Todos os apaixonados pela morte coincidem também, em sua obsessão por reduzir a termos militares as contradições sociais, culturais e nacionais. Em nome do Bem contra o Mal, em nome da Verdade Única, todos resolvem tudo matando primeiro e perguntando depois. E por esse caminho, terminam alimentando ao inimigo que combatem. Foram as atrocidades de Sendero Luminoso, que, em grande medida, incubaram o presidente Fujimori, que com apoio popular considerável implantou um regime de terror e vendeu o Peru a preço de banana. Foram as atrocidades dos Estados Unidos no Oriente Médio que, em grande medida, incubaram a guerra santa do terrorismo de Alá.

Ainda que agora o líder da Civilização esteja exortando a uma nova Cruzada, Alá é inocente dos crimes que se cometem em seu nome. Finalmente, Deus não ordenou o holocausto nazista contra os fiéis de Javé, e não foi Javé quem ditou o massacre de Sabra e Chatila nem quem mandou expulsar aos palestinos de sua terra. Por acaso Javé, Alá e Deus não são simplesmente três nomes da mesma divindade?

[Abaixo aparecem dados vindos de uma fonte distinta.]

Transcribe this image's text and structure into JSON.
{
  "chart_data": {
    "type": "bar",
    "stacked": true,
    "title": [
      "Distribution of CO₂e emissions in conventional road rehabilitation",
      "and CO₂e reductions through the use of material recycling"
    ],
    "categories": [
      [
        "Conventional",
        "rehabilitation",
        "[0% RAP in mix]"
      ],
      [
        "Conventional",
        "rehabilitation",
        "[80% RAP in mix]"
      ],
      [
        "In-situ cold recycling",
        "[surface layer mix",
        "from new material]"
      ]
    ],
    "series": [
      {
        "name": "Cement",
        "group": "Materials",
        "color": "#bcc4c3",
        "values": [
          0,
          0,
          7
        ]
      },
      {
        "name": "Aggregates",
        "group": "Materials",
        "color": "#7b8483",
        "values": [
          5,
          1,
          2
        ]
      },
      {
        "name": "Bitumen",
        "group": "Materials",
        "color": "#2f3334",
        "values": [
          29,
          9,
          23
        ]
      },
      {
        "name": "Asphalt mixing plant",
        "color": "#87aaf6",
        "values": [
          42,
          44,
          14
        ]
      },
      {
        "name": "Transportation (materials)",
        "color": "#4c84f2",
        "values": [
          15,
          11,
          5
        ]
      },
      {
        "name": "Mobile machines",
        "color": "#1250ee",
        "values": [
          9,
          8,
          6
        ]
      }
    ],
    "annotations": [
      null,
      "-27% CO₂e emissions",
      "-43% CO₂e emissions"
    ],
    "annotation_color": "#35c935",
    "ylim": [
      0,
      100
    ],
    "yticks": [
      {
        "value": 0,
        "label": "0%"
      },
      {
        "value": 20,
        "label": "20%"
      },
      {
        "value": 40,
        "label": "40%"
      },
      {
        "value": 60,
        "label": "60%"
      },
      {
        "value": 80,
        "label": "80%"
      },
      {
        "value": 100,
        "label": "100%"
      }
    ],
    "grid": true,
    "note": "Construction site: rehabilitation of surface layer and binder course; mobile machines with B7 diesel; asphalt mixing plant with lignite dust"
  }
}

Uma tragédia de enganos: já não se sabem quem é quem. A fumaça das explosões forma parte de uma cortina de fumaça muito maior que nos impede de ver. De vingança em vingança, os terrorismos nos obrigam a caminhar aos tombos. Vejo uma foto, publicada recentemente: numa parede de Nova Iorque, alguma mão escreveu: "Olho por olho, o mundo ficará cego"

A espiral da violência gera violência e também confusão: dor, medo, intolerância, ódio, loucura. Em Porto Alegre, no começo deste ano, o argelino Ahmed Ben Bella advertiu: "Este sistema que já enlouqueceu as vacas, está enlouquecendo a gente." E os loucos, loucos de ódio, atuam igual ao poder que os gera.

Um menino de três anos, chamado Luca, comentou estes dias: "O mundo não sabe onde está sua casa." Ele estava olhando um mapa. Podia estar olhando um noticiário.